Clarke acusa as empresas chinesas de serem as que mais financiam essas organizações, com o objetivo de obter informações de concorrentes do mundo todo.

Para ele, mesmo as companhias brasileiras não estão imunes. “Tudo pode ser valioso, desde informações sobre fusões e aquisições, até número de clientes ou quanto uma empresa vai oferecer por uma área de exploração de óleo em outro país, por exemplo”, disse o especialista. “Quanto mais desenvolvido o país, maior o risco.” As empresas mais vulneráveis são bancos, companhias de petróleo e gás, além de indústrias farmacêuticas e químicas.

Já houve casos notórios de espionagem industrial via internet. Clarke acusa uma petroleira estatal chinesa de ter se valido de hackers para descobrir quanto as concorrentes ofereceriam por áreas de exploração de petróleo no Iraque. “Empresas chinesas contratam esses cartéis para ajudá-las. Em alguns casos, o próprio governo faz isso”, disse Clarke, que foi chefe de cibersegurança no mandato de Bush, tendo abandonado o governo por não concordar com a invasão do Iraque em 2003.

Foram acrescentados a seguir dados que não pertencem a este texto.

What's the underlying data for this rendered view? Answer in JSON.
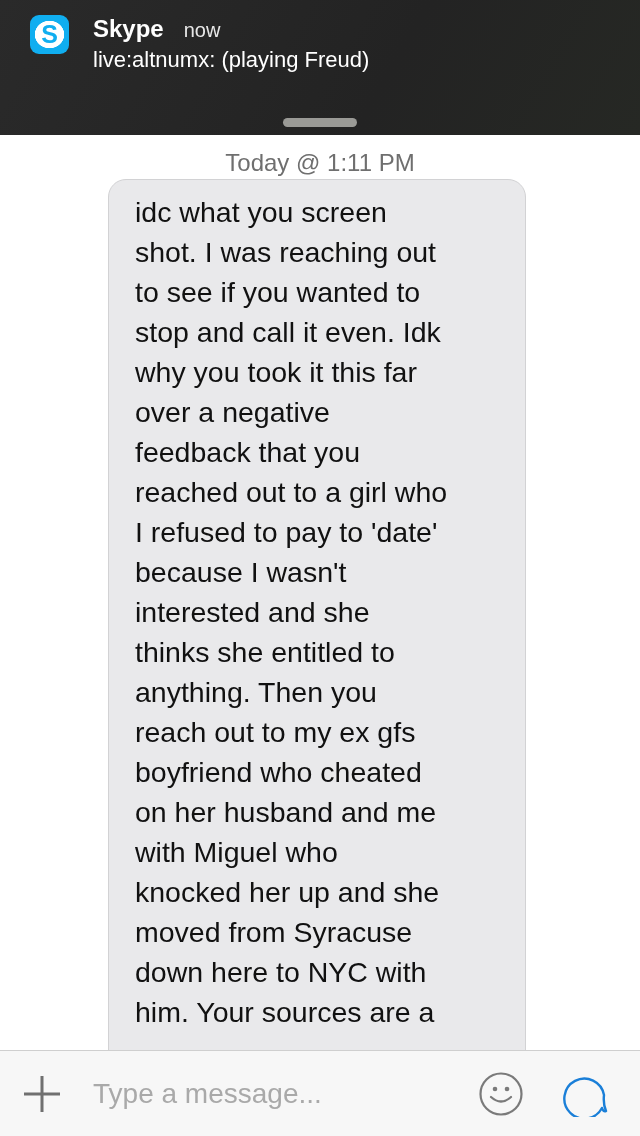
{
  "notification": {
    "app_icon_letter": "S",
    "app": "Skype",
    "time": "now",
    "message": "live:altnumx: (playing Freud)"
  },
  "timestamp": "Today @ 1:11 PM",
  "messages": [
    {
      "lines": [
        "idc what you screen",
        "shot. I was reaching out",
        "to see if you wanted to",
        "stop and call it even. Idk",
        "why you took it this far",
        "over a negative",
        "feedback that you",
        "reached out to a girl who",
        "I refused to pay to 'date'",
        "because I wasn't",
        "interested and she",
        "thinks she entitled to",
        "anything. Then you",
        "reach out to my ex gfs",
        "boyfriend who cheated",
        "on her husband and me",
        "with Miguel who",
        "knocked her up and she",
        "moved from Syracuse",
        "down here to NYC with",
        "him. Your sources are a"
      ]
    }
  ],
  "composer": {
    "placeholder": "Type a message..."
  }
}
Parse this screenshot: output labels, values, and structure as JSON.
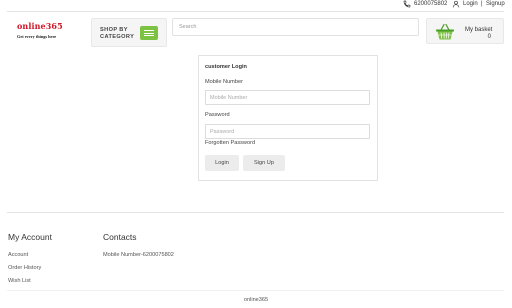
{
  "topbar": {
    "phone": "6200075802",
    "login": "Login",
    "separator": "|",
    "signup": "Signup"
  },
  "header": {
    "logo_name": "online365",
    "logo_tagline": "Get every things here",
    "shop_by_category": "SHOP BY CATEGORY",
    "search_placeholder": "Search",
    "basket_label": "My basket",
    "basket_count": "0"
  },
  "login_form": {
    "title": "customer Login",
    "mobile_label": "Mobile Number",
    "mobile_placeholder": "Mobile Number",
    "password_label": "Password",
    "password_placeholder": "Password",
    "forgot_link": "Forgotten Password",
    "login_button": "Login",
    "signup_button": "Sign Up"
  },
  "footer": {
    "account_heading": "My Account",
    "account_links": [
      "Account",
      "Order History",
      "Wish List"
    ],
    "contacts_heading": "Contacts",
    "contact_mobile": "Mobile Number-6200075802",
    "copyright": "online365"
  },
  "colors": {
    "brand_red": "#d01527",
    "accent_green": "#7dc243"
  },
  "icons": {
    "phone": "phone-icon",
    "user": "user-icon",
    "menu": "hamburger-menu-icon",
    "basket": "basket-icon"
  }
}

Para o executivo, que hoje trabalha em uma consultoria de segurança, as empresas não estão gastando quanto poderiam para se proteger de ataques cibernéticos. “Mas não basta gastar dinheiro, é necessário ter uma estratégia, entender o risco e proteger o que importa”, disse. “Os tempos em que dava para proteger toda a rede ficaram para trás”, afirmou.

Bilhões por ano

O Brasil é um dos países emergentes mais desenvolvidos tecnologicamente, segundo Sérgio Thompson Flores, presidente da Módulo. “Apesar de o Brasil usar muito TI, nossas empresas estão começando agora a investir em segurança cibernética, enquanto as empresas americanas o fizeram uma década atrás”, afirmou Flores.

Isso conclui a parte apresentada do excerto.